• Kileche (Assyrian cookies) (SBS Food)Source: SBS Food

This recipe for traditional Assyrian cookies honours my mother Helen. These recipes are passed down through the generations and I hope that my daughters will continue that tradition. 

Serves
8

Preparation

55min

Cooking

30min

Skill level

Mid
By
Average: 4.3 (23 votes)
Yum

When I was a child in Baghdad, my mum would spend hours and hours cooking to bring the family together. With every meal came a story and with those stories came the survival of our history as the Assyrian people. Due to decades of genocides, war and displacement my people have been uprooted from our homeland, we have been scattered all around the world. That’s why it is even more important that our traditions are passed on to our younger generations so that we’re not forgotten.

My mother started cooking these at the age of ten and sixty years later, she has mastered this recipe. She is well known for her artistry in making these heavenly cookies and is often asked to go and assist other community members in making them. She has a reputation for precise and carefully crafted kileche that have been part of our home and our story for decades.

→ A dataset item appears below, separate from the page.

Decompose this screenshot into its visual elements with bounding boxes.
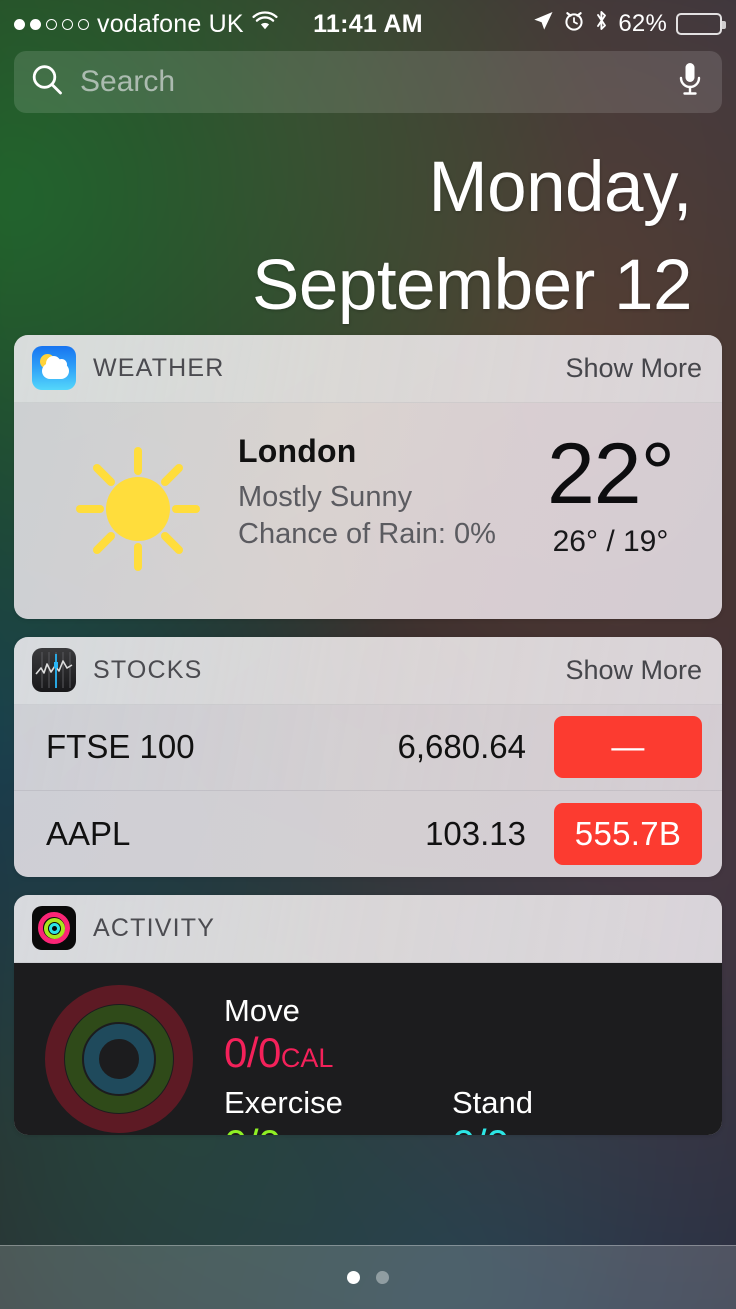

This is for you mum. With love, Evan. 

Ingredients

Dough

  • 1 kg plain flour 
  • 1 sachet (7g) of yeast 
  • 2 cups warm milk 
  • 1 ½ tbsp sugar 
  • ½ tbsp salt
  • 1 ¾ cup unsalted butter (melted) 
  • eggs, beaten 

Walnut filling

  • 1 ½ cup walnuts, ground
  • ⅔ cup sugar 

Date filling 

  • 200 g date paste (packaged, or make your own by processing pitted dates)
  • 40 g butter 
  • 1 tsp cardamom 
  • egg, beaten for egg wash

Cook's notes

Oven temperatures are for conventional; if using fan-forced (convection), reduce the temperature by 20˚C. | We use Australian tablespoons and cups: 1 teaspoon equals 5 ml; 1 tablespoon equals 20 ml; 1 cup equals 250 ml. | All herbs are fresh (unless specified) and cups are lightly packed. | All vegetables are medium size and peeled, unless specified. | All eggs are 55-60 g, unless specified.

Instructions

Resting time 1 hour

  1. Mix the yeast into ½ cup of warm water and sprinkle with ½ tbsp sugar. Set aside.
  2. Combine flour, sugar and salt in a large bowl. Add melted butter and mix in with your hands, until crumbly.
  3. Work in milk and yeast mixture.
  4. Add the beaten eggs and knead by hand, until the dough is soft and smooth (approximately 10 minutes). Cover and allow to rest for one hour in a warm place.
  5. Preheat the oven to 180°C.
  6. Combine the ground walnuts with the sugar in a small bowl and set aside.
  7. Heat butter in a small pan. Add the date paste and sprinkle with cardamom. Stir and mix, over medium heat, until thoroughly mixed.
  8. Divide the dough into 4 portions. Each portion should contain each filling (1 walnut, 2 dates), and use the last portion of dough as needed to use up whatever filling is remaining.
  9. To make the walnut kileche, take one dough portions and cut off small portions of dough and roll it into a ball. Flatten using your thumbs and index fingers – use a glass to cut a perfect circle if you would like it to be very neat. Curve the sides of the dough into a bowl shape.
  10. Fill the bowl shape with the walnut filling and fold the dough in half and press the edges together. Repeat until all the filling is used up.
  11. Place the kileche on a lined baking tray.
  12. To make the date kileche, place half of the date paste on a long section of baking paper. Cover with another sheet of baking paper and roll out, using a rolling pin, into an approximately 9x14" layer.
  13. Divide the dough reserved for the date kileche into two sections. Roll one piece into the same size as the date layer.
  14. Line up the date layer over the dough and peel back on one section of the baking paper. Turn the exposed dates towards the dough and press to adhere the dates to the dough. Peel back the remaining sheet of paper. If some of the date paste sticks to the paper, scrape off using a spatula, and fill in where needed on the dough.
  15. Roll the dough into a long tube and flatten it with a rolling pin. Make sure the sealed side is facing down.
  16. Cut into 1-inch sections with a sharp knife.
  17. Repeat with the remaining date paste and the third section of dough.
  18. When you have finished, pierce each kileche with a fork and generously brush the egg wash over the top.
  19. Bake for 30 minutes or until golden brown.